Про эти письма Вера с Надей тоже слышали не первый раз: отец уже долго переписывался со своей сестрой из Костромы и братом матери из Петербурга, спрашивая, куда можно пристроить дочерей учиться: понятно, что в Анапе никаких училищ ещё не было. В Петербурге был шанс устроиться в Павловский институт — мест там было немного, но отцу, как прослужившему на Кавказе много лет, воевавшему и отличившемуся, могли выделить вакансии. Это был, конечно, не Смольный и фрейлинами оттуда было не выйти, но в Смольный Веру и Надю никогда бы и не взяли, а вот в Павловский — могли. В Костроме же недавно открылась женская гимназия — по всей России сейчас реформировали образование, и стали появляться такие заведения: не институты, где больше внимания уделяли манерам, танцам и рукоделию, а гимназии — совсем как мужские, с науками. Ещё отец поговаривал о женской гимназии в Новочеркасске: в этом городе у отца, правда, совсем никого не было, зато Новочеркасск был близко, не пришлось бы уезжать с родного юга куда-то на снежный, мрачный, чужой север.
— Ладно… — отец, похоже, успокоился. — Стирайте вашу рениксу***, записывайте: задача нумер первый.
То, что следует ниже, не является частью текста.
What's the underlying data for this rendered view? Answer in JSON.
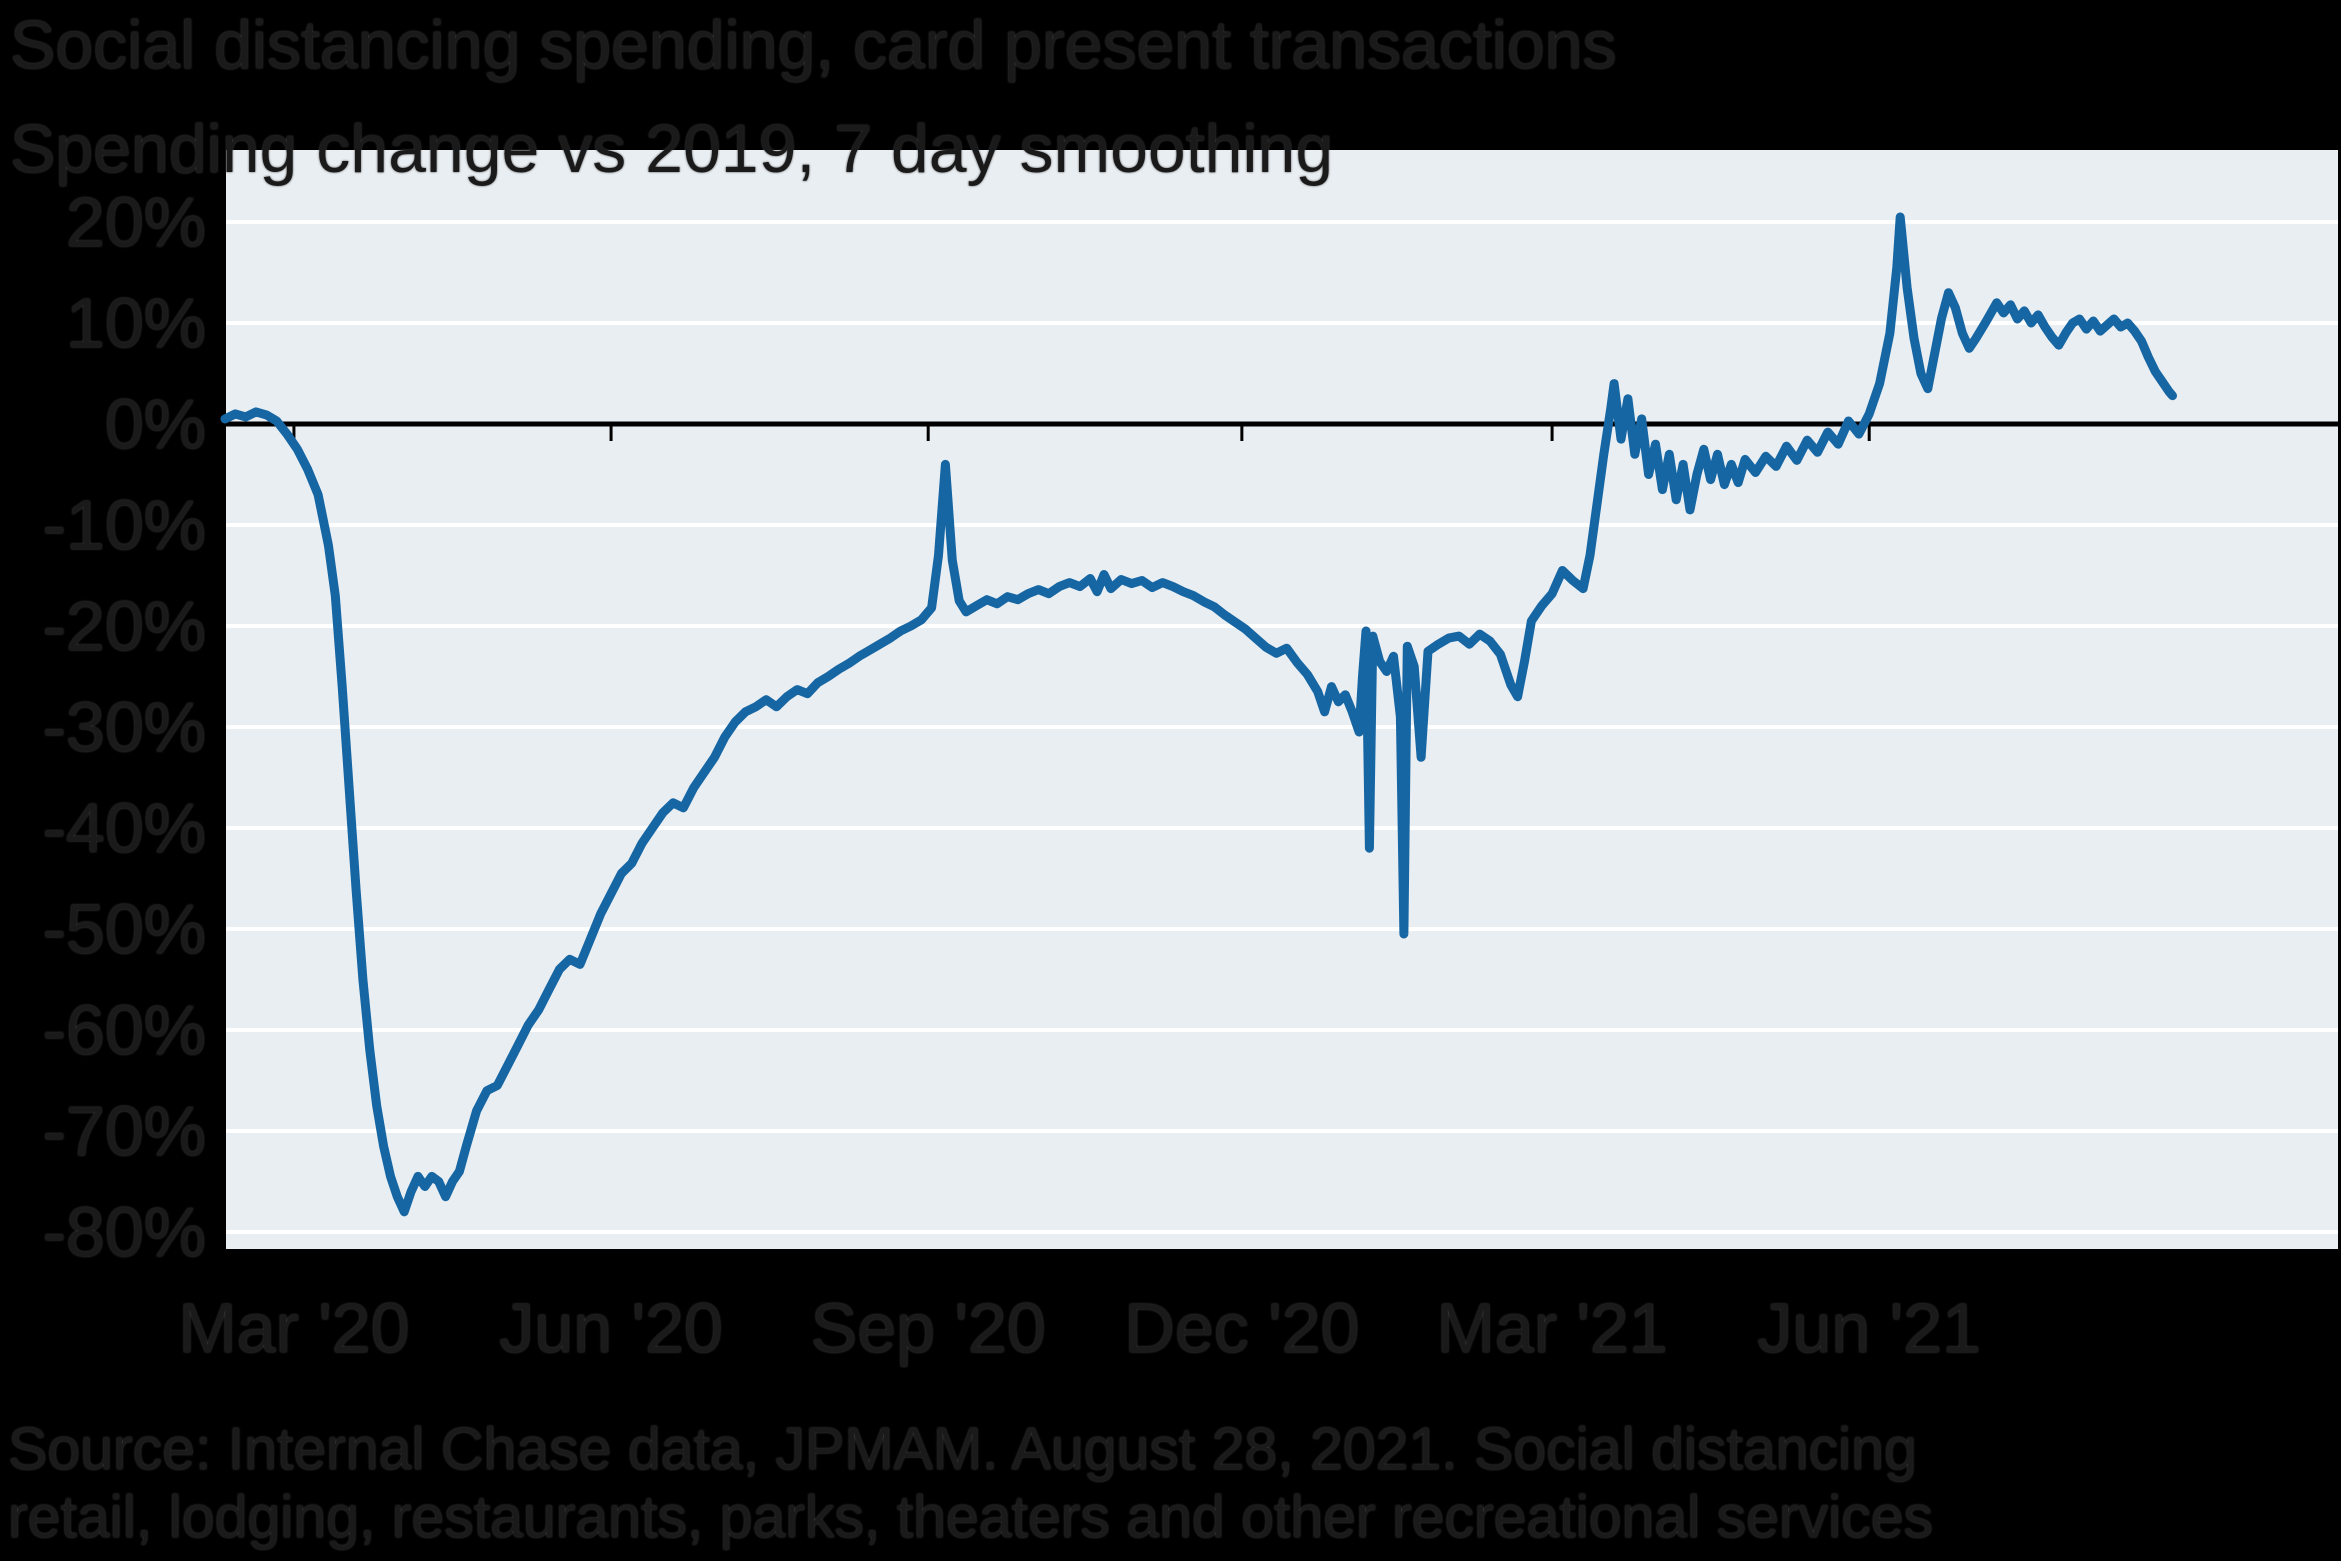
{
  "title": {
    "line1": "Social distancing spending, card present transactions",
    "line2": "Spending change vs 2019, 7 day smoothing"
  },
  "footnote": {
    "line1": "Source: Internal Chase data, JPMAM. August 28, 2021. Social distancing",
    "line2": "retail, lodging, restaurants, parks, theaters and other recreational services"
  },
  "chart_data": {
    "type": "line",
    "title": "Social distancing spending, card present transactions",
    "subtitle": "Spending change vs 2019, 7 day smoothing",
    "xlabel": "",
    "ylabel": "Spending change vs 2019 (%)",
    "ylim": [
      -80,
      20
    ],
    "ytick_step": 10,
    "ytick_labels": [
      "20%",
      "10%",
      "0%",
      "-10%",
      "-20%",
      "-30%",
      "-40%",
      "-50%",
      "-60%",
      "-70%",
      "-80%"
    ],
    "x_domain": [
      "2020-02-10",
      "2021-10-15"
    ],
    "xtick_dates": [
      "2020-03-01",
      "2020-06-01",
      "2020-09-01",
      "2020-12-01",
      "2021-03-01",
      "2021-06-01"
    ],
    "xtick_labels": [
      "Mar '20",
      "Jun '20",
      "Sep '20",
      "Dec '20",
      "Mar '21",
      "Jun '21"
    ],
    "grid": "horizontal",
    "legend": "none",
    "colors": {
      "line": "#1766a4",
      "plot_background": "#e9eef2",
      "gridline": "#ffffff",
      "axis": "#000000",
      "page_background": "#000000",
      "text": "#1a1a1a"
    },
    "series": [
      {
        "name": "Social distancing spending, % change vs 2019, 7-day smoothed",
        "points": [
          [
            "2020-02-10",
            0.5
          ],
          [
            "2020-02-13",
            1.0
          ],
          [
            "2020-02-16",
            0.7
          ],
          [
            "2020-02-19",
            1.2
          ],
          [
            "2020-02-22",
            0.9
          ],
          [
            "2020-02-25",
            0.3
          ],
          [
            "2020-02-28",
            -1.0
          ],
          [
            "2020-03-02",
            -2.5
          ],
          [
            "2020-03-05",
            -4.5
          ],
          [
            "2020-03-08",
            -7
          ],
          [
            "2020-03-11",
            -12
          ],
          [
            "2020-03-13",
            -17
          ],
          [
            "2020-03-15",
            -26
          ],
          [
            "2020-03-17",
            -36
          ],
          [
            "2020-03-19",
            -46
          ],
          [
            "2020-03-21",
            -55
          ],
          [
            "2020-03-23",
            -62
          ],
          [
            "2020-03-25",
            -67.5
          ],
          [
            "2020-03-27",
            -71.5
          ],
          [
            "2020-03-29",
            -74.5
          ],
          [
            "2020-03-31",
            -76.5
          ],
          [
            "2020-04-02",
            -78
          ],
          [
            "2020-04-04",
            -76
          ],
          [
            "2020-04-06",
            -74.5
          ],
          [
            "2020-04-08",
            -75.5
          ],
          [
            "2020-04-10",
            -74.5
          ],
          [
            "2020-04-12",
            -75
          ],
          [
            "2020-04-14",
            -76.5
          ],
          [
            "2020-04-16",
            -75
          ],
          [
            "2020-04-18",
            -74
          ],
          [
            "2020-04-20",
            -71.5
          ],
          [
            "2020-04-23",
            -68
          ],
          [
            "2020-04-26",
            -66
          ],
          [
            "2020-04-29",
            -65.5
          ],
          [
            "2020-05-02",
            -63.5
          ],
          [
            "2020-05-05",
            -61.5
          ],
          [
            "2020-05-08",
            -59.5
          ],
          [
            "2020-05-11",
            -58
          ],
          [
            "2020-05-14",
            -56
          ],
          [
            "2020-05-17",
            -54
          ],
          [
            "2020-05-20",
            -53
          ],
          [
            "2020-05-23",
            -53.5
          ],
          [
            "2020-05-26",
            -51
          ],
          [
            "2020-05-29",
            -48.5
          ],
          [
            "2020-06-01",
            -46.5
          ],
          [
            "2020-06-04",
            -44.5
          ],
          [
            "2020-06-07",
            -43.5
          ],
          [
            "2020-06-10",
            -41.5
          ],
          [
            "2020-06-13",
            -40
          ],
          [
            "2020-06-16",
            -38.5
          ],
          [
            "2020-06-19",
            -37.5
          ],
          [
            "2020-06-22",
            -38
          ],
          [
            "2020-06-25",
            -36
          ],
          [
            "2020-06-28",
            -34.5
          ],
          [
            "2020-07-01",
            -33
          ],
          [
            "2020-07-04",
            -31
          ],
          [
            "2020-07-07",
            -29.5
          ],
          [
            "2020-07-10",
            -28.5
          ],
          [
            "2020-07-13",
            -28
          ],
          [
            "2020-07-16",
            -27.3
          ],
          [
            "2020-07-19",
            -28
          ],
          [
            "2020-07-22",
            -27
          ],
          [
            "2020-07-25",
            -26.3
          ],
          [
            "2020-07-28",
            -26.7
          ],
          [
            "2020-07-31",
            -25.6
          ],
          [
            "2020-08-03",
            -25
          ],
          [
            "2020-08-06",
            -24.3
          ],
          [
            "2020-08-09",
            -23.7
          ],
          [
            "2020-08-12",
            -23
          ],
          [
            "2020-08-15",
            -22.4
          ],
          [
            "2020-08-18",
            -21.8
          ],
          [
            "2020-08-21",
            -21.2
          ],
          [
            "2020-08-24",
            -20.5
          ],
          [
            "2020-08-27",
            -20
          ],
          [
            "2020-08-30",
            -19.4
          ],
          [
            "2020-09-02",
            -18.2
          ],
          [
            "2020-09-04",
            -13
          ],
          [
            "2020-09-06",
            -4
          ],
          [
            "2020-09-08",
            -13.5
          ],
          [
            "2020-09-10",
            -17.5
          ],
          [
            "2020-09-12",
            -18.6
          ],
          [
            "2020-09-15",
            -18
          ],
          [
            "2020-09-18",
            -17.4
          ],
          [
            "2020-09-21",
            -17.8
          ],
          [
            "2020-09-24",
            -17.1
          ],
          [
            "2020-09-27",
            -17.4
          ],
          [
            "2020-09-30",
            -16.8
          ],
          [
            "2020-10-03",
            -16.4
          ],
          [
            "2020-10-06",
            -16.8
          ],
          [
            "2020-10-09",
            -16.1
          ],
          [
            "2020-10-12",
            -15.7
          ],
          [
            "2020-10-15",
            -16.1
          ],
          [
            "2020-10-18",
            -15.3
          ],
          [
            "2020-10-20",
            -16.6
          ],
          [
            "2020-10-22",
            -14.9
          ],
          [
            "2020-10-24",
            -16.3
          ],
          [
            "2020-10-27",
            -15.4
          ],
          [
            "2020-10-30",
            -15.8
          ],
          [
            "2020-11-02",
            -15.5
          ],
          [
            "2020-11-05",
            -16.2
          ],
          [
            "2020-11-08",
            -15.7
          ],
          [
            "2020-11-11",
            -16.1
          ],
          [
            "2020-11-14",
            -16.6
          ],
          [
            "2020-11-17",
            -17
          ],
          [
            "2020-11-20",
            -17.6
          ],
          [
            "2020-11-23",
            -18.1
          ],
          [
            "2020-11-26",
            -18.9
          ],
          [
            "2020-11-29",
            -19.6
          ],
          [
            "2020-12-02",
            -20.3
          ],
          [
            "2020-12-05",
            -21.2
          ],
          [
            "2020-12-08",
            -22.1
          ],
          [
            "2020-12-11",
            -22.7
          ],
          [
            "2020-12-14",
            -22.2
          ],
          [
            "2020-12-17",
            -23.6
          ],
          [
            "2020-12-20",
            -24.8
          ],
          [
            "2020-12-23",
            -26.5
          ],
          [
            "2020-12-25",
            -28.5
          ],
          [
            "2020-12-27",
            -26
          ],
          [
            "2020-12-29",
            -27.5
          ],
          [
            "2020-12-31",
            -26.8
          ],
          [
            "2021-01-02",
            -28.5
          ],
          [
            "2021-01-04",
            -30.5
          ],
          [
            "2021-01-05",
            -25
          ],
          [
            "2021-01-06",
            -20.5
          ],
          [
            "2021-01-07",
            -42
          ],
          [
            "2021-01-08",
            -21
          ],
          [
            "2021-01-10",
            -23.5
          ],
          [
            "2021-01-12",
            -24.5
          ],
          [
            "2021-01-14",
            -23
          ],
          [
            "2021-01-16",
            -29
          ],
          [
            "2021-01-17",
            -50.5
          ],
          [
            "2021-01-18",
            -22
          ],
          [
            "2021-01-20",
            -24
          ],
          [
            "2021-01-22",
            -33
          ],
          [
            "2021-01-24",
            -22.5
          ],
          [
            "2021-01-27",
            -21.8
          ],
          [
            "2021-01-30",
            -21.2
          ],
          [
            "2021-02-02",
            -21
          ],
          [
            "2021-02-05",
            -21.8
          ],
          [
            "2021-02-08",
            -20.8
          ],
          [
            "2021-02-11",
            -21.5
          ],
          [
            "2021-02-14",
            -22.8
          ],
          [
            "2021-02-17",
            -25.8
          ],
          [
            "2021-02-19",
            -27
          ],
          [
            "2021-02-21",
            -23.5
          ],
          [
            "2021-02-23",
            -19.5
          ],
          [
            "2021-02-26",
            -18
          ],
          [
            "2021-03-01",
            -16.8
          ],
          [
            "2021-03-04",
            -14.5
          ],
          [
            "2021-03-07",
            -15.5
          ],
          [
            "2021-03-10",
            -16.3
          ],
          [
            "2021-03-12",
            -13
          ],
          [
            "2021-03-14",
            -8
          ],
          [
            "2021-03-16",
            -3
          ],
          [
            "2021-03-18",
            1.5
          ],
          [
            "2021-03-19",
            4
          ],
          [
            "2021-03-21",
            -1.5
          ],
          [
            "2021-03-23",
            2.5
          ],
          [
            "2021-03-25",
            -3
          ],
          [
            "2021-03-27",
            0.5
          ],
          [
            "2021-03-29",
            -5
          ],
          [
            "2021-03-31",
            -2
          ],
          [
            "2021-04-02",
            -6.5
          ],
          [
            "2021-04-04",
            -3
          ],
          [
            "2021-04-06",
            -7.5
          ],
          [
            "2021-04-08",
            -4
          ],
          [
            "2021-04-10",
            -8.5
          ],
          [
            "2021-04-12",
            -5
          ],
          [
            "2021-04-14",
            -2.5
          ],
          [
            "2021-04-16",
            -5.5
          ],
          [
            "2021-04-18",
            -3
          ],
          [
            "2021-04-20",
            -6
          ],
          [
            "2021-04-22",
            -4
          ],
          [
            "2021-04-24",
            -5.8
          ],
          [
            "2021-04-26",
            -3.5
          ],
          [
            "2021-04-29",
            -4.8
          ],
          [
            "2021-05-02",
            -3.2
          ],
          [
            "2021-05-05",
            -4.2
          ],
          [
            "2021-05-08",
            -2.2
          ],
          [
            "2021-05-11",
            -3.6
          ],
          [
            "2021-05-14",
            -1.6
          ],
          [
            "2021-05-17",
            -2.8
          ],
          [
            "2021-05-20",
            -0.8
          ],
          [
            "2021-05-23",
            -2
          ],
          [
            "2021-05-26",
            0.3
          ],
          [
            "2021-05-29",
            -1
          ],
          [
            "2021-06-01",
            1
          ],
          [
            "2021-06-04",
            4
          ],
          [
            "2021-06-07",
            9
          ],
          [
            "2021-06-09",
            15.5
          ],
          [
            "2021-06-10",
            20.5
          ],
          [
            "2021-06-12",
            13.5
          ],
          [
            "2021-06-14",
            8.5
          ],
          [
            "2021-06-16",
            5
          ],
          [
            "2021-06-18",
            3.5
          ],
          [
            "2021-06-20",
            7
          ],
          [
            "2021-06-22",
            10.5
          ],
          [
            "2021-06-24",
            13
          ],
          [
            "2021-06-26",
            11.5
          ],
          [
            "2021-06-28",
            9
          ],
          [
            "2021-06-30",
            7.5
          ],
          [
            "2021-07-02",
            8.5
          ],
          [
            "2021-07-05",
            10.2
          ],
          [
            "2021-07-08",
            12
          ],
          [
            "2021-07-10",
            11
          ],
          [
            "2021-07-12",
            11.8
          ],
          [
            "2021-07-14",
            10.4
          ],
          [
            "2021-07-16",
            11.2
          ],
          [
            "2021-07-18",
            10
          ],
          [
            "2021-07-20",
            10.8
          ],
          [
            "2021-07-22",
            9.6
          ],
          [
            "2021-07-24",
            8.6
          ],
          [
            "2021-07-26",
            7.8
          ],
          [
            "2021-07-28",
            9
          ],
          [
            "2021-07-30",
            10
          ],
          [
            "2021-08-01",
            10.4
          ],
          [
            "2021-08-03",
            9.4
          ],
          [
            "2021-08-05",
            10.2
          ],
          [
            "2021-08-07",
            9.2
          ],
          [
            "2021-08-09",
            9.8
          ],
          [
            "2021-08-11",
            10.4
          ],
          [
            "2021-08-13",
            9.6
          ],
          [
            "2021-08-15",
            10
          ],
          [
            "2021-08-17",
            9.2
          ],
          [
            "2021-08-19",
            8.2
          ],
          [
            "2021-08-21",
            6.6
          ],
          [
            "2021-08-23",
            5.2
          ],
          [
            "2021-08-25",
            4.2
          ],
          [
            "2021-08-27",
            3.2
          ],
          [
            "2021-08-28",
            2.8
          ]
        ]
      }
    ]
  }
}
Скобка, пять плюс семь, скобка закрывается, умножить… — но тут отворилась калитка, и во двор несмело зашёл солдат с мятой бескозыркой в руках.
— Пал Лаврентьич, там капитан Стрижевский в лазарет пришёл… — начал солдат.
— Ты не видишь, я занят, — откликнулся отец.
— Пал Лаврентьич, он объелся чем-то, худо ему…
— Ну дай ему касторки, что ты, первый день служишь?
— Пал Лаврентьич, он вас просит. Уж уважьте, а то он мне не спустит… Ругается сильно. По матери, курвой ругается.
— Ладно, — отец вздохнул и встал из-за стола. — Арифметикой потом займёмся, — и пошёл за сюртуком.
Девочки могли выдохнуть: теперь до вечера они были вольны делать что угодно — купаться, валяться в тени орехового дерева с отцовским журналом, играть во что-нибудь, пойти поболтать с солдатами, сбегать на сатовку, помочь Маше по дому — но всё-таки они понимали: эта жизнь скоро кончится.